En gardant comme ligne de mire un côté cruellement funky, il n’aura fallu guère de temps à Deluxe pour faire chavirer le théâtre… Du swing des 50′s avec Mr Chicken au décapant hip hop/jazz de Never Lose, le groupe, désormais à six sur scène, se montre à l’aise. Séquences plus instrumentales, cuivres lâchés en liberté et surtout auteur d’une communication efficace seront les ingrédients qui ont fait que Deluxe, même orphelin d’album, a fait la différence.
Variant les genres et les influences (ragga, trip hop, jazz), le public assez métissé a apprécié : on ne peut pas rester de marbre avec les flow dévastateurs de MC Taiwan et Plex Rock sur le track Superman.
Un petit Pony pour la route, des « na-na-na » à chanter (même si ce n’est pas compliqué) avec une belle choré à la clé, Arles s’est laissé prendre au jeu. Quelques nouvelles compos présentées (dont une reprise intéressante de Paolo Conte) et un état d’esprit bien festif, Deluxe est sous de bons présages. Leur premier album, prévu pas avant 1 an, fait déjà saliver. Et surtout n’oubliez pas : « si Deluxe vous a plu, revenez moustachu ! ».

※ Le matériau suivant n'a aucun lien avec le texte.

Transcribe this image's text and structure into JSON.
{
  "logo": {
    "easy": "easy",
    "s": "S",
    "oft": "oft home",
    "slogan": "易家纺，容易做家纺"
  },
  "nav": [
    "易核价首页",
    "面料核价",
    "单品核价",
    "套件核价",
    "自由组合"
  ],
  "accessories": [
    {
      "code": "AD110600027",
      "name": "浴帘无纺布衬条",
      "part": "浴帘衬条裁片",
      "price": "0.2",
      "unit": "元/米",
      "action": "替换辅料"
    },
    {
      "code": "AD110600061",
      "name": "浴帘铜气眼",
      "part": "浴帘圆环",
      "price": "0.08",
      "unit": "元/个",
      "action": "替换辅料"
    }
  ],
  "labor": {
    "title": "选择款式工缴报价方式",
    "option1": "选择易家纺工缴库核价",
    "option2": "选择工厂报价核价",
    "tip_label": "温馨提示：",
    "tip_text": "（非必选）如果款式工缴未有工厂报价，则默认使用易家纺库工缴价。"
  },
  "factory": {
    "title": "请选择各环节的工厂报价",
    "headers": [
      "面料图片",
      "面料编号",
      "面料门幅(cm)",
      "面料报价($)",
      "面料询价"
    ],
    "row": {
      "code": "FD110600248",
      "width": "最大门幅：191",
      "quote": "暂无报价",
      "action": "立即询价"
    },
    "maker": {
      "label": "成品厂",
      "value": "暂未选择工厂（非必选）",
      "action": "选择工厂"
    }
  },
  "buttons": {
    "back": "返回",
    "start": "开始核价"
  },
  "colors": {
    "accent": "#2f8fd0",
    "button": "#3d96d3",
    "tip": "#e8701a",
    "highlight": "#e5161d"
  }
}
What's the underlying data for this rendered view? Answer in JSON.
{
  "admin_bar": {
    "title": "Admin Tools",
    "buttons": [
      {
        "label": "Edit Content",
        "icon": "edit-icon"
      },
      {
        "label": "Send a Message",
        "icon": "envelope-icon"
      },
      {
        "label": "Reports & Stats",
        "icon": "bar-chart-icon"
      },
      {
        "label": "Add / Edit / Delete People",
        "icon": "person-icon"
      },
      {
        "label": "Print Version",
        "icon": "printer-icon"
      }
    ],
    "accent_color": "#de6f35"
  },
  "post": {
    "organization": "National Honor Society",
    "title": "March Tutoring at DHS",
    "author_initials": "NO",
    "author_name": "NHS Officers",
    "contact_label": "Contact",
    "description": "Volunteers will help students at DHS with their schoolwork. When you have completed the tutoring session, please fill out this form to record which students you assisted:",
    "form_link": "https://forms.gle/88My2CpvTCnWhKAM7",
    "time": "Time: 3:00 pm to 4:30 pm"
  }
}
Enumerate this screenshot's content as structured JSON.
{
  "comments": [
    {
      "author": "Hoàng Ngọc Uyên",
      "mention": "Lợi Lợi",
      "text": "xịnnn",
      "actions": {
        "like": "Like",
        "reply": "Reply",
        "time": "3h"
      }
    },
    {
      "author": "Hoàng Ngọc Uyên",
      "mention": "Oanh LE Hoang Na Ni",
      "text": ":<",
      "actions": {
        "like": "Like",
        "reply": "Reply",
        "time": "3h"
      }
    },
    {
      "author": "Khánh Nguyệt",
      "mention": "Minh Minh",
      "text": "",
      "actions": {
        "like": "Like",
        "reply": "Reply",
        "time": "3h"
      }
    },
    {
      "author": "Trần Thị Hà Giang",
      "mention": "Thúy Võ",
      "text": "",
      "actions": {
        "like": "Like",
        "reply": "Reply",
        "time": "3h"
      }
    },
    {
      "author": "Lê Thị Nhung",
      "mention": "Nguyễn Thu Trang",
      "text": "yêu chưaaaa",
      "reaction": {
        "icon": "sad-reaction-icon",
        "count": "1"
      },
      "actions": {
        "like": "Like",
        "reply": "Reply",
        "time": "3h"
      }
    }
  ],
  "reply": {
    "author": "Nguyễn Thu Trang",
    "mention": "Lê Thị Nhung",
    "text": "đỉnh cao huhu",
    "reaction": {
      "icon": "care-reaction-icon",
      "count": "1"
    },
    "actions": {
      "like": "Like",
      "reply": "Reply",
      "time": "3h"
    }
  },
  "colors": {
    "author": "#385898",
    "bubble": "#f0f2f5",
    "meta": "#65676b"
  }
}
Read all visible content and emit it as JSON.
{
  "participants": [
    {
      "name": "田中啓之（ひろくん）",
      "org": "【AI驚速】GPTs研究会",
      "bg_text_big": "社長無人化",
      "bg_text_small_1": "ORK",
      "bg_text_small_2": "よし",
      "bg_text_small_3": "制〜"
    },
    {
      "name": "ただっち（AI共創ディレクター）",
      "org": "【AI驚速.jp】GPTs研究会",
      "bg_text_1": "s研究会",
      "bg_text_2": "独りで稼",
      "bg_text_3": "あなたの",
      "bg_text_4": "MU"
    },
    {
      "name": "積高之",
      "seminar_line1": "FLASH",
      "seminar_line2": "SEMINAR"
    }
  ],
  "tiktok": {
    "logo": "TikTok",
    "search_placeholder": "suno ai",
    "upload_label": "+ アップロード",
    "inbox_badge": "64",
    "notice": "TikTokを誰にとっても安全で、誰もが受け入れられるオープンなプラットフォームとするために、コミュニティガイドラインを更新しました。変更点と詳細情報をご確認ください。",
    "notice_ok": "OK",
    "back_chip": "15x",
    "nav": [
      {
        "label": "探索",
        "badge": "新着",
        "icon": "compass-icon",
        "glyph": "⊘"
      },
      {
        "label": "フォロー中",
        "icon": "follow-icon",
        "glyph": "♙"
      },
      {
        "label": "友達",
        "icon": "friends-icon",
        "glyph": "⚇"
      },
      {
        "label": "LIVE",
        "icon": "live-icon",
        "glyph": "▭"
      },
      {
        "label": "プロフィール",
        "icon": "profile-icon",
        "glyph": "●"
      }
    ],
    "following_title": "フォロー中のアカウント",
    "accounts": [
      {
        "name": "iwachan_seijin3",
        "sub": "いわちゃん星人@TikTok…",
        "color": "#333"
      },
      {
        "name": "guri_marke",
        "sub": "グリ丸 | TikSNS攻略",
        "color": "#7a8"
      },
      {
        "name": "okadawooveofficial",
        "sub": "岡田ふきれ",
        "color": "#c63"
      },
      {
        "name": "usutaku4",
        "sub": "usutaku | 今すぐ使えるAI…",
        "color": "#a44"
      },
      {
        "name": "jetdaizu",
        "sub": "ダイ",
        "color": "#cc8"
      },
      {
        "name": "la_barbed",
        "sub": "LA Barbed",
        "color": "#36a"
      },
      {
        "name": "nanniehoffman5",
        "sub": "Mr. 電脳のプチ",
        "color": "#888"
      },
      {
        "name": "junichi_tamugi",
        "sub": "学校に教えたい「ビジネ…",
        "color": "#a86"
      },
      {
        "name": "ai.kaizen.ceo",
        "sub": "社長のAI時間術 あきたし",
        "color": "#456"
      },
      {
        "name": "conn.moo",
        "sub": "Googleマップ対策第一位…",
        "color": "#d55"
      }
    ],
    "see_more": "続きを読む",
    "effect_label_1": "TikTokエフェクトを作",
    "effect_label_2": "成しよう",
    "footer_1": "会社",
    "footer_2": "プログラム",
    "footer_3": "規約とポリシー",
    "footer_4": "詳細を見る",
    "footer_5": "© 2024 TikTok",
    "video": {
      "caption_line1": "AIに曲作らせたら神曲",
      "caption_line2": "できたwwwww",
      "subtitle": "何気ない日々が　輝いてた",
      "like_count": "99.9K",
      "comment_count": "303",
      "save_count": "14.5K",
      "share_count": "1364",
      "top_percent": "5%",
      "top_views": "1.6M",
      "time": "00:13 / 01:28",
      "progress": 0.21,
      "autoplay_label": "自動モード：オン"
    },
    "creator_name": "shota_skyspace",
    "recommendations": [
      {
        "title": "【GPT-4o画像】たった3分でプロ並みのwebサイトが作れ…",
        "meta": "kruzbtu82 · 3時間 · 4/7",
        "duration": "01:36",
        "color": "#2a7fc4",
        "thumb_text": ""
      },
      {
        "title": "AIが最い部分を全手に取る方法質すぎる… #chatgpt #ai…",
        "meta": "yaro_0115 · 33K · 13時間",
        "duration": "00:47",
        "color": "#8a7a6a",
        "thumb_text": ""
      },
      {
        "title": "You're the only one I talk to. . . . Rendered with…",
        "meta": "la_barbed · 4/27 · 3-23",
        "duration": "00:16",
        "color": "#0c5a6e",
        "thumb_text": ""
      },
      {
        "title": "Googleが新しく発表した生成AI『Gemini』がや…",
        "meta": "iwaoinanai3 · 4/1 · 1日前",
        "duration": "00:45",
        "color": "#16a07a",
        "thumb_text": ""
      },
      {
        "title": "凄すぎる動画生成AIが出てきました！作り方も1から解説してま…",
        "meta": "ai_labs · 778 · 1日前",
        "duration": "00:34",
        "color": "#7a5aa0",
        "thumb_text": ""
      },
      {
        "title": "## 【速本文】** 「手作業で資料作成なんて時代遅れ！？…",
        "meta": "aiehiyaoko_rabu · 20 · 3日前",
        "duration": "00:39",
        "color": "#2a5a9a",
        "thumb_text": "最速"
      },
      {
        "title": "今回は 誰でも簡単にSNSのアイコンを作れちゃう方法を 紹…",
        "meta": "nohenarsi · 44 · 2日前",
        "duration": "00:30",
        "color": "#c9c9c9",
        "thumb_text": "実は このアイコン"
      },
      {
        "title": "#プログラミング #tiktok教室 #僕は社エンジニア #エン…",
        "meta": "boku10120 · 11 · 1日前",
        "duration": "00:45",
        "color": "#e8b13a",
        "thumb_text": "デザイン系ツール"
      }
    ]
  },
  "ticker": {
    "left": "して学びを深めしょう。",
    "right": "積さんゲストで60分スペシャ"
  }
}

La révolution des Puppetmastaz est en marche
Ils ont toujours défendu deux cultures : celle des arts de la rue et le hip hop. Même si les Puppet’ sont avant tout des humains, elles se sont lassées et brouillées pour finalement exploser en 2009. Si l’on se disait que toute bonne chose avait une fin, la reformation des marionnettes berlinoises cette année a jeté un pavé dans la mare. La révolution pouvait reprendre, en plus, durant tout ce temps, elles avaient probablement beaucoup d’aventures à nous raconter. Ce n’est pas faux : sortie du cinquième album au printemps, « Revolve and Step Up ! », ou comment nous conter l’histoire des Puppetmastaz parties dans l’espace afin de ré-unifier le groupe. Éparpillées aux quatre coins du cosmos, les Puppet’ se sont agrandies, se sont durcies, et c’est à Arles que la tribune va prendre forme.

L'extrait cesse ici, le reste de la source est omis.